Phil Spector, whose “Wall of Sound” method in the studio made waves in the 1960s and forever changed the rock music was recorded, has died at age 81, per reports Sunday morning. He passed from natural causes while in prison, where he had been since being convicted in 2009 for the murder of actress Lana Clarkson.
After that 2009 retrial, Spector had been sentenced to 19 years to life in prison.
His death was announced by the California Department of Corrections and Rehabilitation, which stated in a press release:
STOCKTON – California Health Care Facility inmate Phillip Spector, 80, was pronounced deceased of natural causes at 6:35 p.m. on Saturday, January 16, 2021, at an outside hospital. His official cause of death will be determined by the medical examiner in the San Joaquin County Sheriff’s Office.
Spector was admitted from Los Angeles County on June 5, 2009, for second-degree murder. He had been sentenced to 19 years to life for the shooting death of actress Lana Clarkson.
Before his incarceration, Spector was an influential record producer, musician and songwriter best known for developing a music production technique called the “wall of sound.”

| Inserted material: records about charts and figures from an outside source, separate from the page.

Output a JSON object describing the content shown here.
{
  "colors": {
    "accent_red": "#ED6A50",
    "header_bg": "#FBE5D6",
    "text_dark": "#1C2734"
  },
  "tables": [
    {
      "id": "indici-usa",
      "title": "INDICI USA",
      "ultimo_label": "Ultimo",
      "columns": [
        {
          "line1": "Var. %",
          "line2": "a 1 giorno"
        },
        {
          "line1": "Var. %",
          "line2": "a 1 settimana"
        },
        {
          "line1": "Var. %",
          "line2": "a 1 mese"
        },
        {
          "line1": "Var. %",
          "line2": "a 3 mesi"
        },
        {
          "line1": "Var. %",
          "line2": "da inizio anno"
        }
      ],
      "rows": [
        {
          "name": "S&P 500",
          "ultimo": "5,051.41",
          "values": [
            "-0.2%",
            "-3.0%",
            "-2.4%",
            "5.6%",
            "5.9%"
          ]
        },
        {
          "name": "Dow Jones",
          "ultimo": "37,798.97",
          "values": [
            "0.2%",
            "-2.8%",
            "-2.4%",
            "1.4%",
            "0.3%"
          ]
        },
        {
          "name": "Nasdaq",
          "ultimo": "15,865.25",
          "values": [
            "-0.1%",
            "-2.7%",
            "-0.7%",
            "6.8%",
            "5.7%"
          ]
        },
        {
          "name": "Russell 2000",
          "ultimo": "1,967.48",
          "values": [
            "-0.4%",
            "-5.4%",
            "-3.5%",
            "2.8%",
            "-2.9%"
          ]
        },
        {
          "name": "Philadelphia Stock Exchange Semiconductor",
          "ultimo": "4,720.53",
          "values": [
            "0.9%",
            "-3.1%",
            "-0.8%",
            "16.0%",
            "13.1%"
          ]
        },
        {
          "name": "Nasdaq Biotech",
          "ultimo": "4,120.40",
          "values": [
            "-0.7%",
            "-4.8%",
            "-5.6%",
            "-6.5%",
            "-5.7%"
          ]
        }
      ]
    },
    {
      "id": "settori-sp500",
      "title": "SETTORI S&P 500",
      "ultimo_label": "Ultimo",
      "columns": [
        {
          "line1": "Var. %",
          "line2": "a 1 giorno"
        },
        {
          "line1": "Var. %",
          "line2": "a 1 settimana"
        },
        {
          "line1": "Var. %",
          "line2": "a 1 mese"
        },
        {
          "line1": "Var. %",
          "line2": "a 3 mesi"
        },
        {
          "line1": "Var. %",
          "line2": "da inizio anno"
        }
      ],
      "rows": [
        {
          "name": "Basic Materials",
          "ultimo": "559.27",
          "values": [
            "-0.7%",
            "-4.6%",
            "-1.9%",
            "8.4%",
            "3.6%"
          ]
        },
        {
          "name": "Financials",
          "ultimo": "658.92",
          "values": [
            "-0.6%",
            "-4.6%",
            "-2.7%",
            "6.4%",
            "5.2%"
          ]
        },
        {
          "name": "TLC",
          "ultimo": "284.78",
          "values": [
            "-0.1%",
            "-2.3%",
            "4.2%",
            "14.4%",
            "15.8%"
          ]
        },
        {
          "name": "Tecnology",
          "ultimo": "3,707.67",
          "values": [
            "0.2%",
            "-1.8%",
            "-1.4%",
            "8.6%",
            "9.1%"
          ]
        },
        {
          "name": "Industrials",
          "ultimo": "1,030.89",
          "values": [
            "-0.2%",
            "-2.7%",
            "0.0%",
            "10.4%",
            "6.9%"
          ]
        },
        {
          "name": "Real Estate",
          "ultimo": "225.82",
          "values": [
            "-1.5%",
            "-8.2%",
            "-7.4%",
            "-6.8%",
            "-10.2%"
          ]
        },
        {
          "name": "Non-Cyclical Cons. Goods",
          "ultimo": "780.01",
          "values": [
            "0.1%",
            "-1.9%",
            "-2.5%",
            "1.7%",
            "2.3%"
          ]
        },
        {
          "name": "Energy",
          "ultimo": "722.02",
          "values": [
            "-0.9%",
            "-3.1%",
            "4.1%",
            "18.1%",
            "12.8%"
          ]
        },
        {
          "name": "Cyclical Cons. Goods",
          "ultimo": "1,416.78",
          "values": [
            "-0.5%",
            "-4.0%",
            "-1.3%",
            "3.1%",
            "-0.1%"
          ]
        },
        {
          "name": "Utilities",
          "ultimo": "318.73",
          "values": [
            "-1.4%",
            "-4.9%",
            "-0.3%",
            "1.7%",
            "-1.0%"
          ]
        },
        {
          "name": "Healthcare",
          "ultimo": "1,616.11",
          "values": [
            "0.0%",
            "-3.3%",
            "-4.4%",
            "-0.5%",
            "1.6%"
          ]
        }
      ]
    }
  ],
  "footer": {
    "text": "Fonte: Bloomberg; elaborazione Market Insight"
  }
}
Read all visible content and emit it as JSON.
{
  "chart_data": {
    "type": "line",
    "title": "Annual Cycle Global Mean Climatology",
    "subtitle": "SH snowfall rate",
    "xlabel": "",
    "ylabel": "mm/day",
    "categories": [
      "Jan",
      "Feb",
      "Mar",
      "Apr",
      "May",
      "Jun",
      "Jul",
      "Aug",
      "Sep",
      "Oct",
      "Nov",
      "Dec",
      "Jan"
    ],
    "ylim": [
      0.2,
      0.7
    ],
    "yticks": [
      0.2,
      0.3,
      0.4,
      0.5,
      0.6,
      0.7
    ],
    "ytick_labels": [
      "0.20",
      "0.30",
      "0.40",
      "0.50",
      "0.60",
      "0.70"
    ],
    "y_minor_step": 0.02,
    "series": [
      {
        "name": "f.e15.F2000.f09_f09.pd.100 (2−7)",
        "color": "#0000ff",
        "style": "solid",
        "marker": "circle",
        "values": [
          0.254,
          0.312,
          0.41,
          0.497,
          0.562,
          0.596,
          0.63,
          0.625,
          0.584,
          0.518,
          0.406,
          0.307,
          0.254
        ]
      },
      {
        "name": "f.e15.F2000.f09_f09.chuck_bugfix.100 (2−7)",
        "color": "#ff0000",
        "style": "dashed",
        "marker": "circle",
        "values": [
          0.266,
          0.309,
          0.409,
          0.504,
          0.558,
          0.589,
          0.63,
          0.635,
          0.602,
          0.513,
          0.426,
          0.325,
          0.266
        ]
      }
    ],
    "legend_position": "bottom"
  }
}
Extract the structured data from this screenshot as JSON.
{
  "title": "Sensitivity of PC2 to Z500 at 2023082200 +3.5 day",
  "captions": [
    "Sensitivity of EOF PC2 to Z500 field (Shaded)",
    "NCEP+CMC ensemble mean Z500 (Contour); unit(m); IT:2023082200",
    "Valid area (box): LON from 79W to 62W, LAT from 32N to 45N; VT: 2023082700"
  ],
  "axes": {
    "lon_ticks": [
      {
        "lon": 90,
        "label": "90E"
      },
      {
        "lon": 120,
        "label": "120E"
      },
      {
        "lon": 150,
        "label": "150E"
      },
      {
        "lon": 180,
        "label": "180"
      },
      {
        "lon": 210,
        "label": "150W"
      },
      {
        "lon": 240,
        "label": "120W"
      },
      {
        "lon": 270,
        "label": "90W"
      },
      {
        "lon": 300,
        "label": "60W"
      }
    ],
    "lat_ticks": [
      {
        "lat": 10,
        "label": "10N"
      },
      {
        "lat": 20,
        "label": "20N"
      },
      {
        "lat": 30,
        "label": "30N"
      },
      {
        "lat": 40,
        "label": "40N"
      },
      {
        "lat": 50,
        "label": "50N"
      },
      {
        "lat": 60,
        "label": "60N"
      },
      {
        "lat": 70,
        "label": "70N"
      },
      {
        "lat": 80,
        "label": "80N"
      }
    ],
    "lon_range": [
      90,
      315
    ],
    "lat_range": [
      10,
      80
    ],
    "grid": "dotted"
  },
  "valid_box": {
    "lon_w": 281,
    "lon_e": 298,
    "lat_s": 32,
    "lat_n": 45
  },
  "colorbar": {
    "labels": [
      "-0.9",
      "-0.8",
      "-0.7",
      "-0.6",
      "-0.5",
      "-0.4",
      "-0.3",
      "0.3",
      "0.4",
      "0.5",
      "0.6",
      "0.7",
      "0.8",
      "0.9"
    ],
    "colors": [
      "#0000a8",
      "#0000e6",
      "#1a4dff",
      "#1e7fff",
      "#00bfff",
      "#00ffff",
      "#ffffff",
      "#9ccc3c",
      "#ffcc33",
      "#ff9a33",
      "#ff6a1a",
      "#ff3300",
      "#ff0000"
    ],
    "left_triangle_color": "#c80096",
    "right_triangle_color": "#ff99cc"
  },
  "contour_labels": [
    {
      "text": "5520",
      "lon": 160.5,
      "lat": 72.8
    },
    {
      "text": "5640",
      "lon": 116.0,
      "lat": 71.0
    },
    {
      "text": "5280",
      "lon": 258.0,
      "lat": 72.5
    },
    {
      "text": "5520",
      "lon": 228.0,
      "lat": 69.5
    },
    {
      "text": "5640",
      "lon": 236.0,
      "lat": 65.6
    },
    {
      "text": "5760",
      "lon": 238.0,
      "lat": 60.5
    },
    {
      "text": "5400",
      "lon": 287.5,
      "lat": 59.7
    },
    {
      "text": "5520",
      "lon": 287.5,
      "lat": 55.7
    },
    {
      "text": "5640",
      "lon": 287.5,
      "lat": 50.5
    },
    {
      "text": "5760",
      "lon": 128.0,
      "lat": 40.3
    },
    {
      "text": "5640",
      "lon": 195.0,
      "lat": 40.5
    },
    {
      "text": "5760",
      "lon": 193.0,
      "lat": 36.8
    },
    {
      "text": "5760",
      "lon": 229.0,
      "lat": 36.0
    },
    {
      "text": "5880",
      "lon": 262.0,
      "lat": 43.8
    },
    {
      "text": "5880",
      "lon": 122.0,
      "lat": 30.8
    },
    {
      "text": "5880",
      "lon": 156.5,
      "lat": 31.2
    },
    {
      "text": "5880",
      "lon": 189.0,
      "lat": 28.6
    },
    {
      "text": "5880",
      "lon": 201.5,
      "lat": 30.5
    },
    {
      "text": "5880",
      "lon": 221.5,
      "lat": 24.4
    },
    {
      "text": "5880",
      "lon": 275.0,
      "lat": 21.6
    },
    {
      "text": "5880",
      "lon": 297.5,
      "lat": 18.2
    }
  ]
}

Rolling Stone detailed Spector’s producing career in a lengthy obituary that touches on his working relationship with the Beatles, as well as some of the eccentricities that would come to exemplify him in the public eye:
But Spector’s productions were increasingly time-consuming and ambitious – some even said bloated. In 1966, the baroque pop epic he considered his masterpiece, Ike & Tina Turner’s “River Deep — Mountain High,” stalled at Number 88 in the U.S. (though it would hit Number Three in the U.K.) A resentful Spector secluded himself in his Hollywood mansion for two years, emerging only to appear briefly as a drug dealer in the classic counterculture film Easy Rider. In 1968, he married Ronnie Bennett; in her 1990 memoir, Be My Baby: How I Survived Mascara, Miniskirts, and Madness, or My Life as a Fabulous Ronette, she depicted Spector as an abusive husband prone to eccentric if not outright insane behavior.
Spector returned to the music world in 1969. A new Ronettes single, “You Came, You Saw, You Conquered,” flopped, but that same year he also released Sonny Charles and the Checkmates’ “Black Pearl,” a Number 13 hit. Now securely back in the production saddle, Spector hooked up with the Beatles. He produced John Lennon’s solo hit “Instant Karma!” and was given the task of creating an album out of the group’s abandoned Get Back sessions. The result was the Beatles final studio album, Let It Be.